SAP Aims At Training About 20,000 Youths Through Africa Code Week!

SAP Africa has recently announced the launch of the inaugral Africa Code Week with a go live scheduled for October,2015.

The ACW has been developed with the purpose of empowering youth, teachers and parents with the language of software programming using a freely available “Scratch”  system to help bridge the digital skills gap across many areas in Africa. The ACW partners with Simplon.co, the Cape Town Science Centre and the Galway Education Centre which shows it’s a very beneficial and important initiative.
The initiative will see an estimated 20 000 children across the continent ranging in age from 8 to 24 years, participating in software coding workshops across eleven African  countries: South Africa, Angola, Cameroon, Egypt, Ivory Coast, Kenya, Morocco, Nigeria, Senegal, Togo and Tunisia.
 Africa Code Week which coincides with World Economic Forum (WEF) for Africa speaks to the future prosperity of Africa and provides a sustainable, innovation-driven solution to the socio-economic challenges faced by the continent.
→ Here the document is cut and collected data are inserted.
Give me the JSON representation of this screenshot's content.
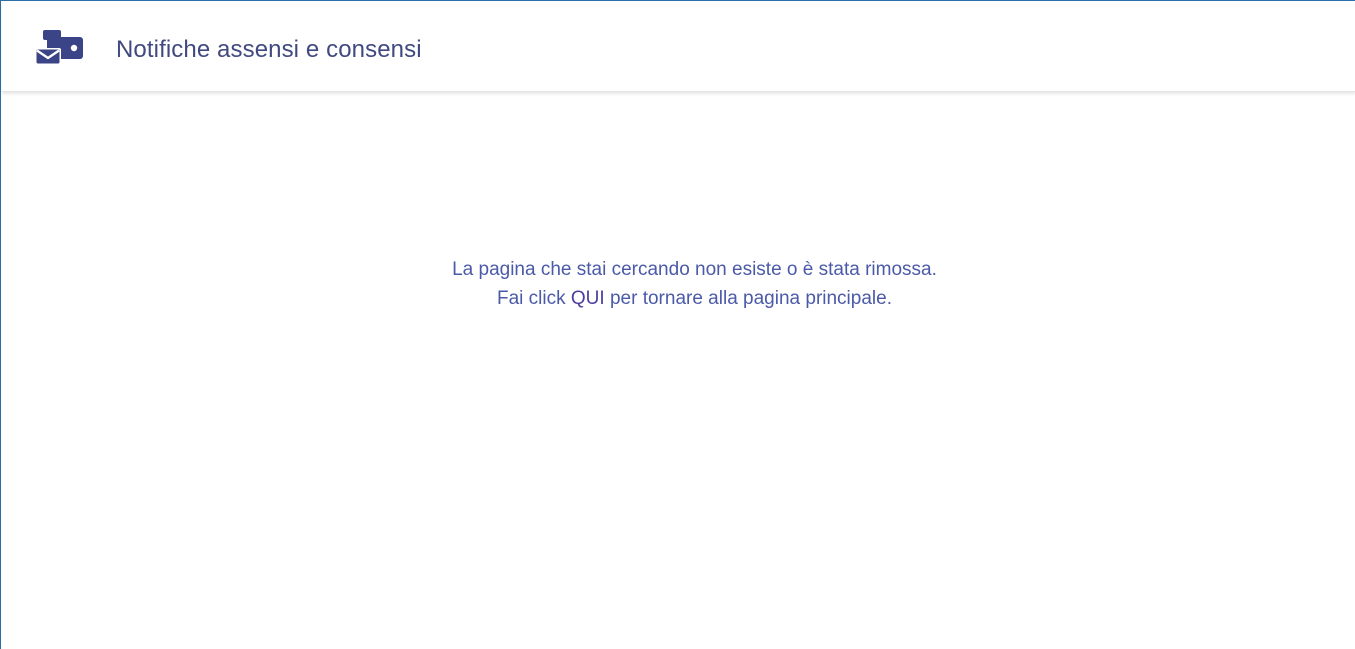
{
  "header": {
    "title": "Notifiche assensi e consensi",
    "icon": "notifications-envelope-icon"
  },
  "message": {
    "line1": "La pagina che stai cercando non esiste o è stata rimossa.",
    "line2_prefix": "Fai click ",
    "link_label": "QUI",
    "line2_suffix": " per tornare alla pagina principale."
  },
  "colors": {
    "brand": "#3a4486",
    "title_text": "#414a80",
    "message_text": "#4b5aa8",
    "frame_border": "#2c6ea6"
  }
}
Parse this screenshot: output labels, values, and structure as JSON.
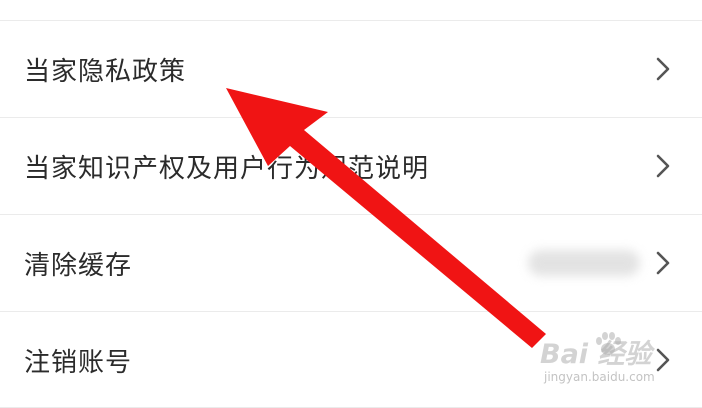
{
  "menu": {
    "items": [
      {
        "label": "当家隐私政策"
      },
      {
        "label": "当家知识产权及用户行为规范说明"
      },
      {
        "label": "清除缓存",
        "value_obscured": true
      },
      {
        "label": "注销账号"
      }
    ]
  },
  "annotation": {
    "arrow_color": "#f01414"
  },
  "watermark": {
    "main": "Bai 经验",
    "sub": "jingyan.baidu.com"
  }
}
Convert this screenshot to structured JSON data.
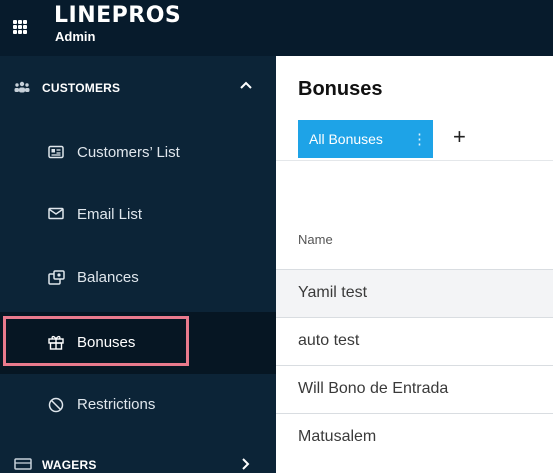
{
  "header": {
    "brand": "LINEPROS",
    "subtitle": "Admin"
  },
  "sidebar": {
    "section_customers": "CUSTOMERS",
    "items": [
      {
        "label": "Customers’ List",
        "icon": "id-card-icon"
      },
      {
        "label": "Email List",
        "icon": "envelope-icon"
      },
      {
        "label": "Balances",
        "icon": "balance-icon"
      },
      {
        "label": "Bonuses",
        "icon": "gift-icon",
        "active": true
      },
      {
        "label": "Restrictions",
        "icon": "block-icon"
      }
    ],
    "section_wagers": "WAGERS"
  },
  "main": {
    "title": "Bonuses",
    "tabs": [
      {
        "label": "All Bonuses",
        "menu_glyph": "⋮"
      }
    ],
    "add_tab": "+",
    "columns": [
      "Name"
    ],
    "rows": [
      "Yamil test",
      "auto test",
      "Will Bono de Entrada",
      "Matusalem"
    ]
  },
  "colors": {
    "topbar": "#071b2c",
    "sidebar": "#0c2437",
    "accent": "#1ea3e7",
    "highlight": "#e97a8d"
  }
}
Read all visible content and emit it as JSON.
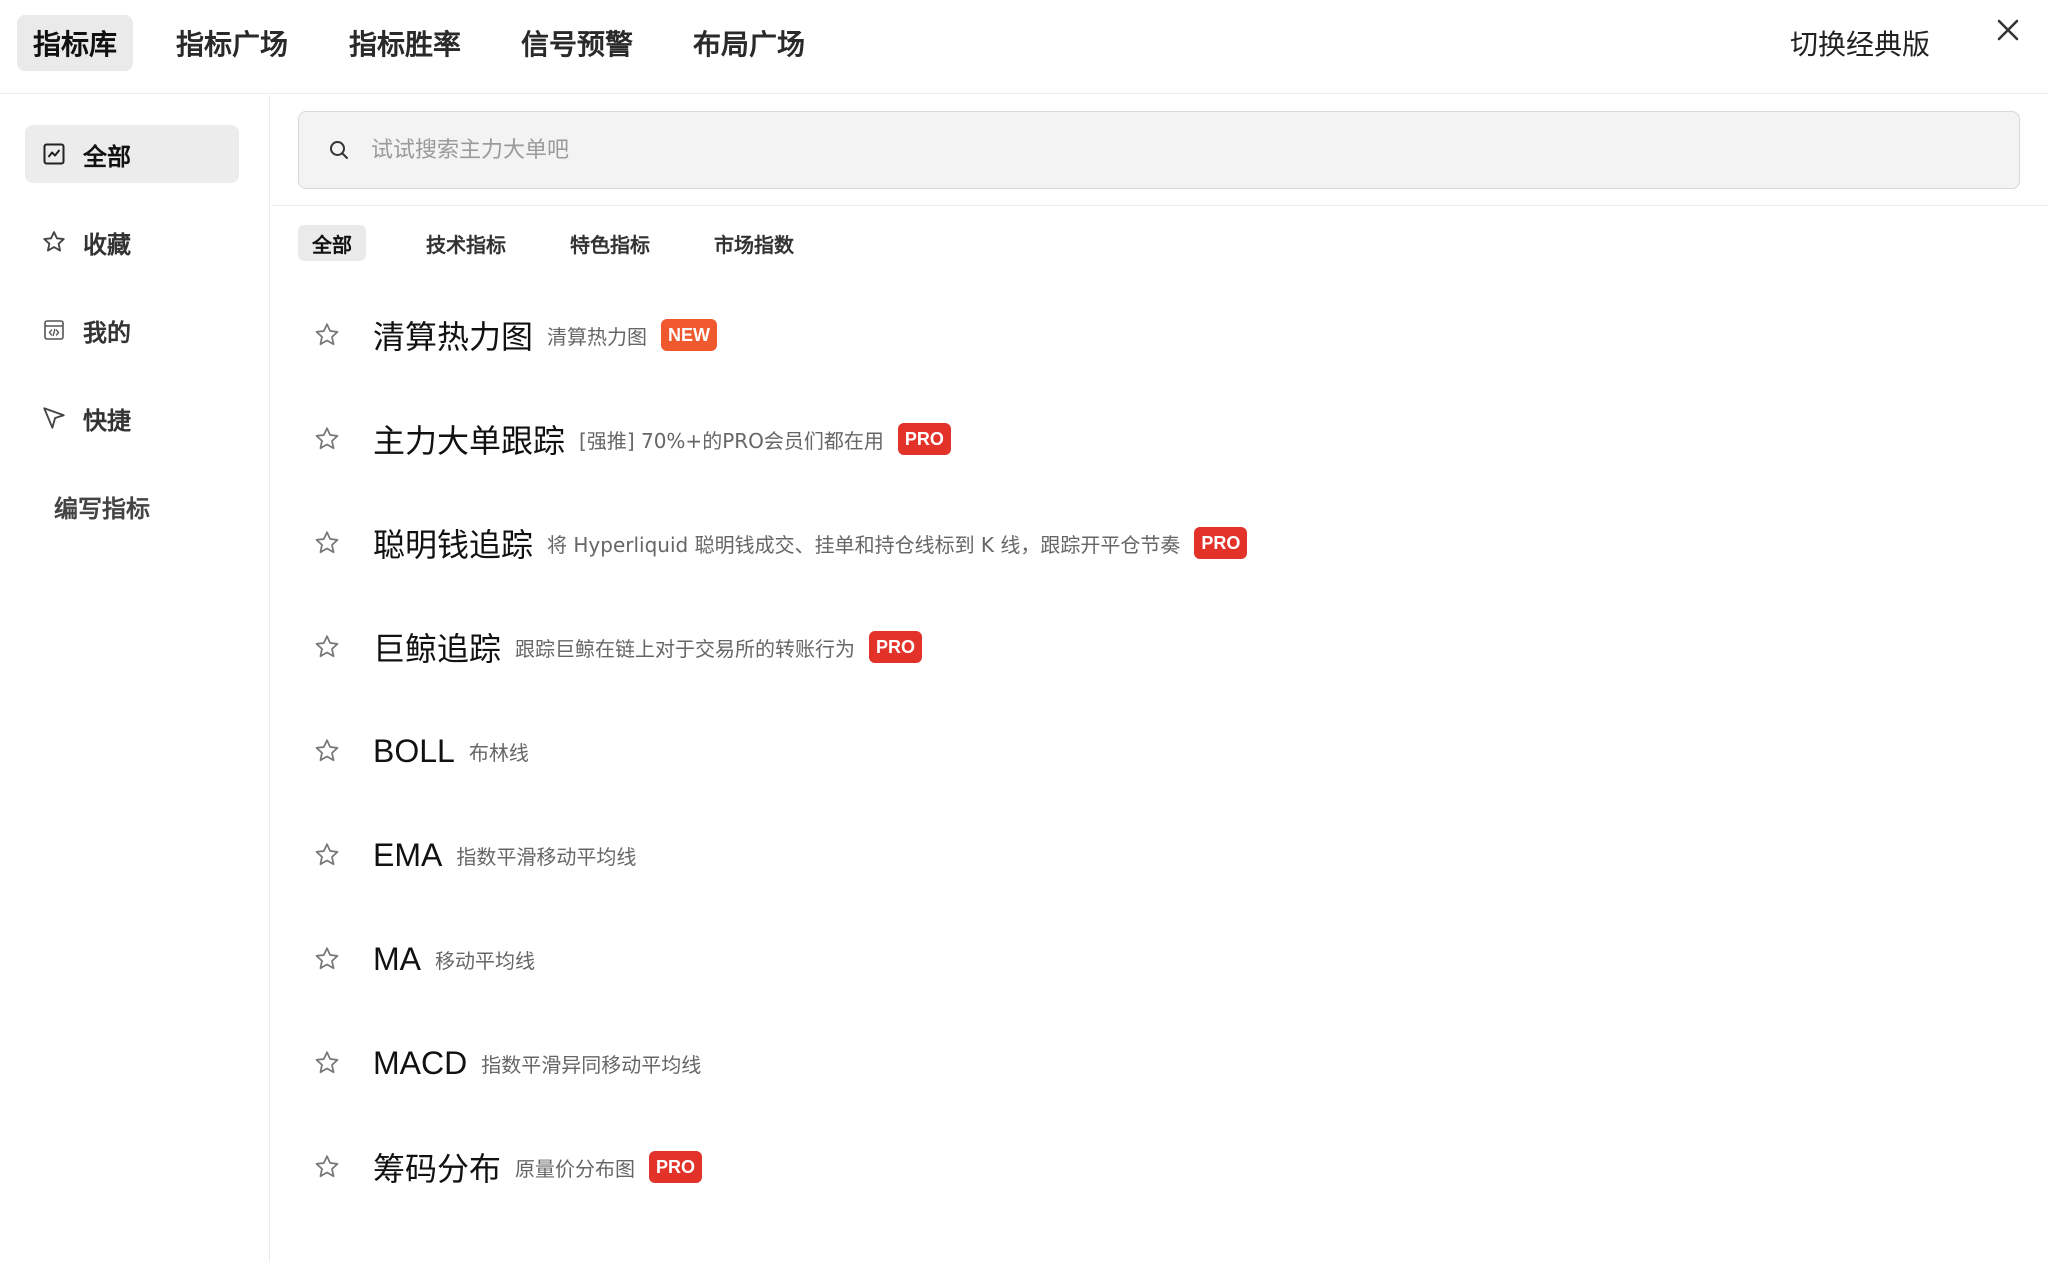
{
  "top_tabs": [
    {
      "label": "指标库",
      "active": true
    },
    {
      "label": "指标广场",
      "active": false
    },
    {
      "label": "指标胜率",
      "active": false
    },
    {
      "label": "信号预警",
      "active": false
    },
    {
      "label": "布局广场",
      "active": false
    }
  ],
  "switch_classic_label": "切换经典版",
  "sidebar": {
    "items": [
      {
        "label": "全部",
        "icon": "chart-box-icon",
        "active": true
      },
      {
        "label": "收藏",
        "icon": "star-icon",
        "active": false
      },
      {
        "label": "我的",
        "icon": "code-file-icon",
        "active": false
      },
      {
        "label": "快捷",
        "icon": "cursor-icon",
        "active": false
      },
      {
        "label": "编写指标",
        "icon": "",
        "active": false
      }
    ]
  },
  "search": {
    "placeholder": "试试搜索主力大单吧",
    "value": ""
  },
  "category_tabs": [
    {
      "label": "全部",
      "active": true
    },
    {
      "label": "技术指标",
      "active": false
    },
    {
      "label": "特色指标",
      "active": false
    },
    {
      "label": "市场指数",
      "active": false
    }
  ],
  "indicators": [
    {
      "name": "清算热力图",
      "desc": "清算热力图",
      "badge": "NEW"
    },
    {
      "name": "主力大单跟踪",
      "desc": "[强推] 70%+的PRO会员们都在用",
      "badge": "PRO"
    },
    {
      "name": "聪明钱追踪",
      "desc": "将 Hyperliquid 聪明钱成交、挂单和持仓线标到 K 线，跟踪开平仓节奏",
      "badge": "PRO"
    },
    {
      "name": "巨鲸追踪",
      "desc": "跟踪巨鲸在链上对于交易所的转账行为",
      "badge": "PRO"
    },
    {
      "name": "BOLL",
      "desc": "布林线",
      "badge": ""
    },
    {
      "name": "EMA",
      "desc": "指数平滑移动平均线",
      "badge": ""
    },
    {
      "name": "MA",
      "desc": "移动平均线",
      "badge": ""
    },
    {
      "name": "MACD",
      "desc": "指数平滑异同移动平均线",
      "badge": ""
    },
    {
      "name": "筹码分布",
      "desc": "原量价分布图",
      "badge": "PRO"
    }
  ],
  "colors": {
    "pro_badge": "#e3322a",
    "new_badge": "#f0582e",
    "active_bg": "#eaeaea"
  }
}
According to the World Economic Forum, Africa has the largest youth demographic across the globe.  Over the next 25 years, it is estimated that the continent’s working-age population will double to one billion, exceeding that of China and India. Compounding the potential problem in relation to this boom in working-age youth is the lack of education specifically technology training. It is estimated that throughout Africa, less than 1% of children leave school with basic coding skills, yet government, the private sector and Non-Profit companies are unable to fill positions with employees holding this very skill set.
 
“SAP Africa is proud to be part of the Africa Code Week programme that will help provide African youth with the critical skill set required in the highly competitive 21st century job market. This exciting efforts supplements SAP Africa’s Skills for Africa initiative that is promoting both skills development and job creation across the continent,” said Pfungwa Serima, CEO of SAP Africa. “It will also contribute to Africa being a net exporter of technology skills to the rest of the world in years to come.”
 
SAP recognises the necessity to empower the youth of Africa in the demanding era of the Digital Economy, where no industry will remain untouched by computers, software and the unending need for meaningful data.  As part of its ‘Skills for Africa’ initiative, SAP Africa aims to train up an additional 10 000 qualified SAP consultants by 2020.